Automation using robotics will also boost elastic logistics by enhancing efficiencies and productivity in warehouses, sorting centers and last-mile deliveries. In fact, as the WNS report points out, several startups have already entered the warehouse automation market with Autonomous Mobile Robotics (AMR) that combine embedded intelligence and application software. An example would be a multi-robot fulfillment system where scanned items autonomously navigate through the warehouse infrastructure. “While driverless technology is still short of large-scale deployment, autonomous delivery options, including drone deliveries, will gain traction,” adds the report.

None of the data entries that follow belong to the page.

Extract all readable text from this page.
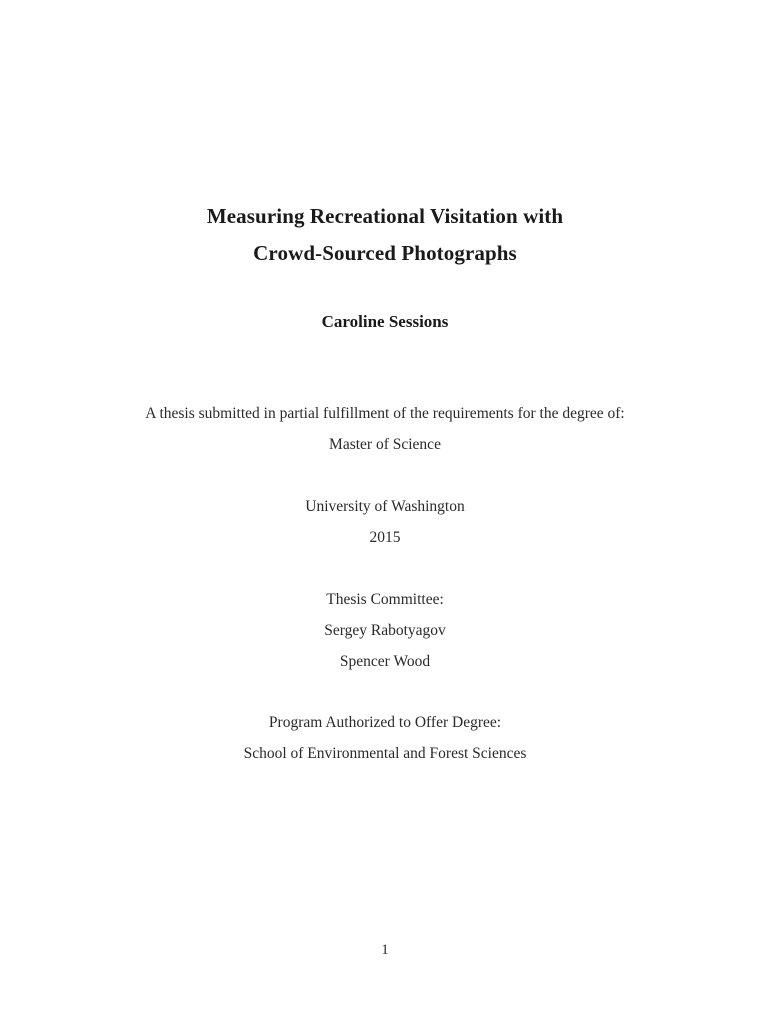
Measuring Recreational Visitation with
Crowd-Sourced Photographs
Caroline Sessions
A thesis submitted in partial fulfillment of the requirements for the degree of:
Master of Science
University of Washington
2015
Thesis Committee:
Sergey Rabotyagov
Spencer Wood
Program Authorized to Offer Degree:
School of Environmental and Forest Sciences
1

Supply chain organizations are also expected to move away from a singular focus on becoming lean and cutting cost, and instead favor the building of “fail-safe elasticity” in managing demand. This will help them better optimize inventories and boost operational capacities. “Flexible, automated technologies will maximize the impact of elastic logistics – superior customer service, minimum hidden costs and a highly scalable operating model. The ability to scale operations in real time through increased distribution channels, prioritized deliveries and efficient robotics-led warehouses will help companies overcome geographic restrictions.”
Moreover, as WNS concludes, by connecting all business processes to centralized cloud-based platforms, agile automated logistics technologies will boost “perfect order” deliveries to improve customer experience and satisfaction.
And as we all know, a happy customer is invariably a repeat customer. And a great brand ambassador, too.